5. Originally Posted by CaptainBlack
The initial condition $\displaystyle y(0)=1$ gives:

$\displaystyle C_1+C_2=1$

and the condition $\displaystyle y'(0)=10$ gives:

$\displaystyle -2~C_1+5~C_2=10$

So now you have a pair of simultaneous equations for $\displaystyle C_1$ and $\displaystyle C_2$ to solve.

RonL
can you explain how to solve that? im pretty much lost.

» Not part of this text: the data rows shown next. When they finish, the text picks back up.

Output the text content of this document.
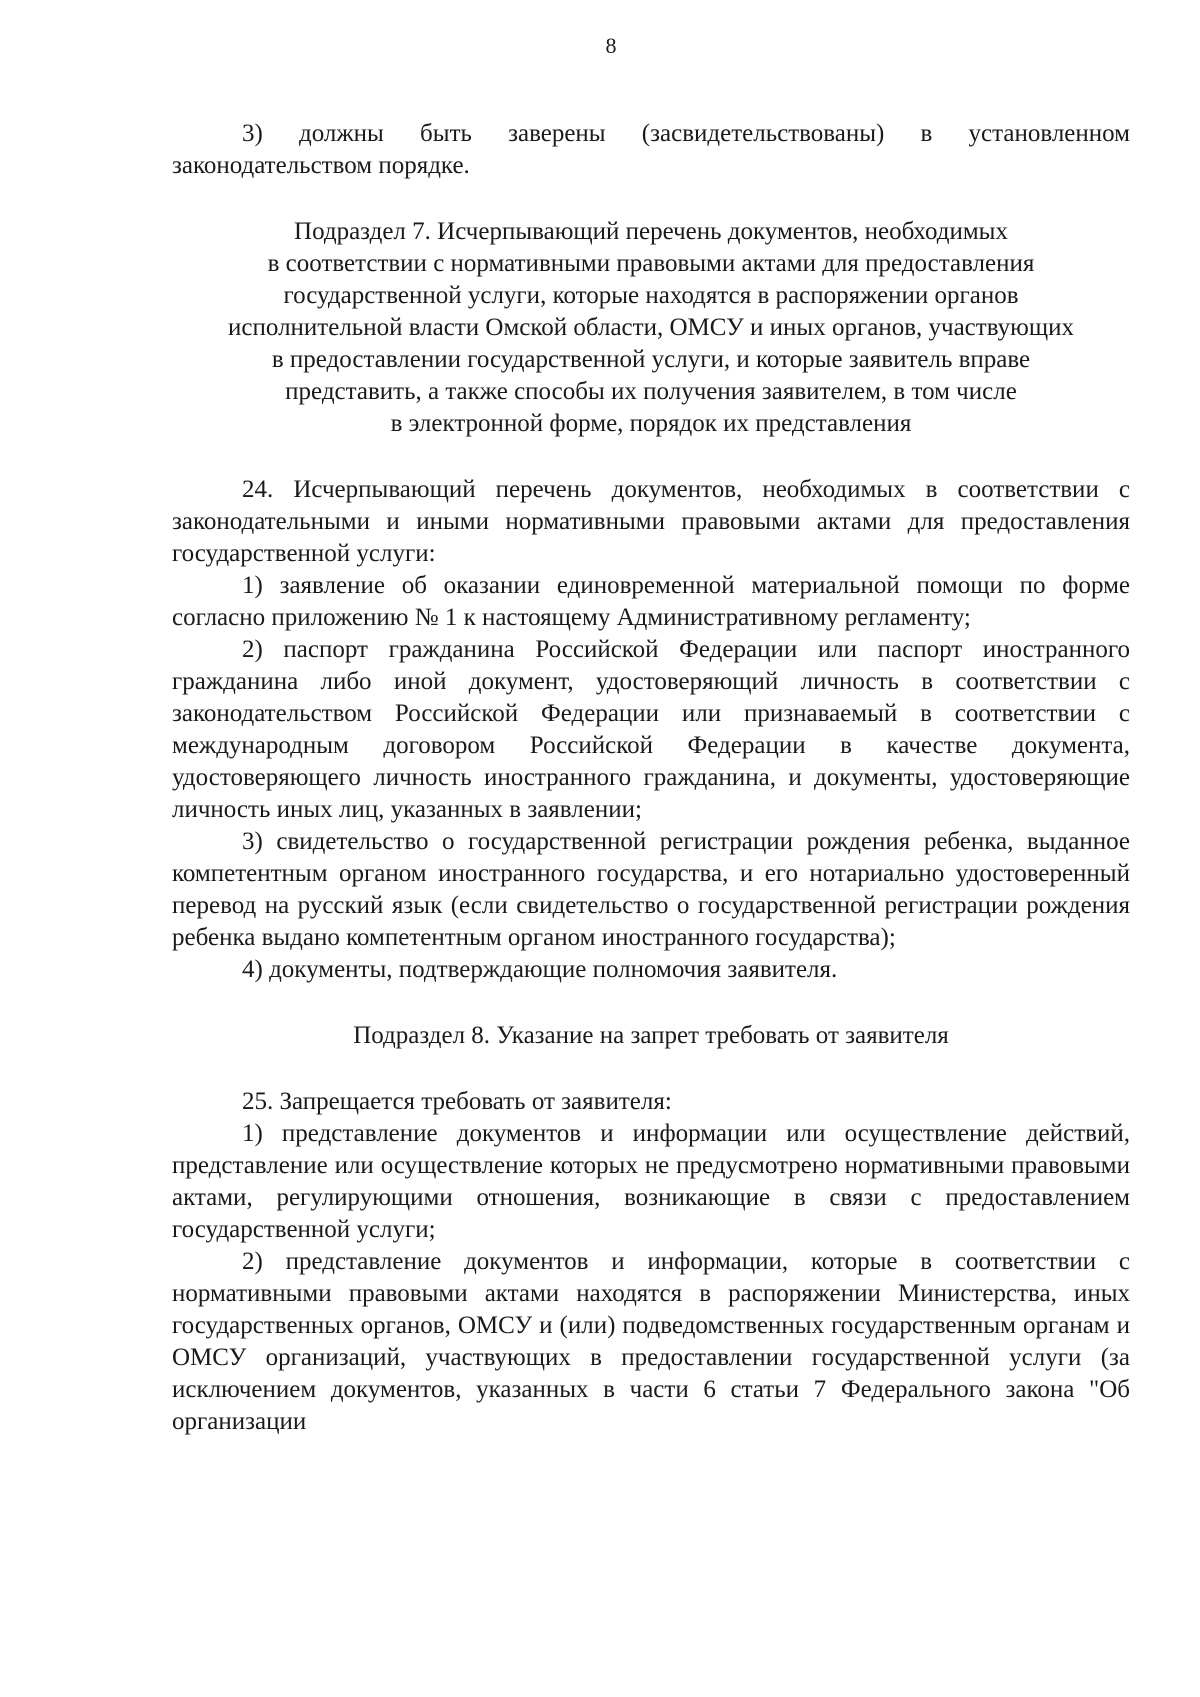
8

3) должны быть заверены (засвидетельствованы) в установленном законодательством порядке.

Подраздел 7. Исчерпывающий перечень документов, необходимых
в соответствии с нормативными правовыми актами для предоставления
государственной услуги, которые находятся в распоряжении органов
исполнительной власти Омской области, ОМСУ и иных органов, участвующих
в предоставлении государственной услуги, и которые заявитель вправе
представить, а также способы их получения заявителем, в том числе
в электронной форме, порядок их представления

24. Исчерпывающий перечень документов, необходимых в соответствии с законодательными и иными нормативными правовыми актами для предоставления государственной услуги:

1) заявление об оказании единовременной материальной помощи по форме согласно приложению № 1 к настоящему Административному регламенту;

2) паспорт гражданина Российской Федерации или паспорт иностранного гражданина либо иной документ, удостоверяющий личность в соответствии с законодательством Российской Федерации или признаваемый в соответствии с международным договором Российской Федерации в качестве документа, удостоверяющего личность иностранного гражданина, и документы, удостоверяющие личность иных лиц, указанных в заявлении;

3) свидетельство о государственной регистрации рождения ребенка, выданное компетентным органом иностранного государства, и его нотариально удостоверенный перевод на русский язык (если свидетельство о государственной регистрации рождения ребенка выдано компетентным органом иностранного государства);

4) документы, подтверждающие полномочия заявителя.

Подраздел 8. Указание на запрет требовать от заявителя

25. Запрещается требовать от заявителя:

1) представление документов и информации или осуществление действий, представление или осуществление которых не предусмотрено нормативными правовыми актами, регулирующими отношения, возникающие в связи с предоставлением государственной услуги;

2) представление документов и информации, которые в соответствии с нормативными правовыми актами находятся в распоряжении Министерства, иных государственных органов, ОМСУ и (или) подведомственных государственным органам и ОМСУ организаций, участвующих в предоставлении государственной услуги (за исключением документов, указанных в части 6 статьи 7 Федерального закона "Об организации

6. Originally Posted by viet
can you explain how to solve that? im pretty much lost.
This is just a linear system.

Say,
$\displaystyle C_1+C_2=5$
$\displaystyle C_1-C_2=1$
$\displaystyle 2C_1=6\implies C_1=3$
And so on ....

The same idea here.

7. Originally Posted by CaptainBlack
The initial condition $\displaystyle y(0)=1$ gives:

$\displaystyle C_1+C_2=1$

and the condition $\displaystyle y'(0)=10$ gives:

$\displaystyle -2~C_1+5~C_2=10$

So now you have a pair of simultaneous equations for $\displaystyle C_1$ and $\displaystyle C_2$ to solve.

RonL
To solve these multiply the firs equation by 2 to get:

$\displaystyle 2~C_1+2~C_2=2$

Now add the third equation to this (that is add the left hand sides, which
sum is equal to the sum of the right hand sides):

$\displaystyle 2~C_1+2~C_2-2~C_1+5~C_2=2+10$

or:

$\displaystyle 7~C_2=12$

so:

$\displaystyle C_2=12/7$

Now substitute this back into the first equation to get:

$\displaystyle C_1=-5/7$

RonL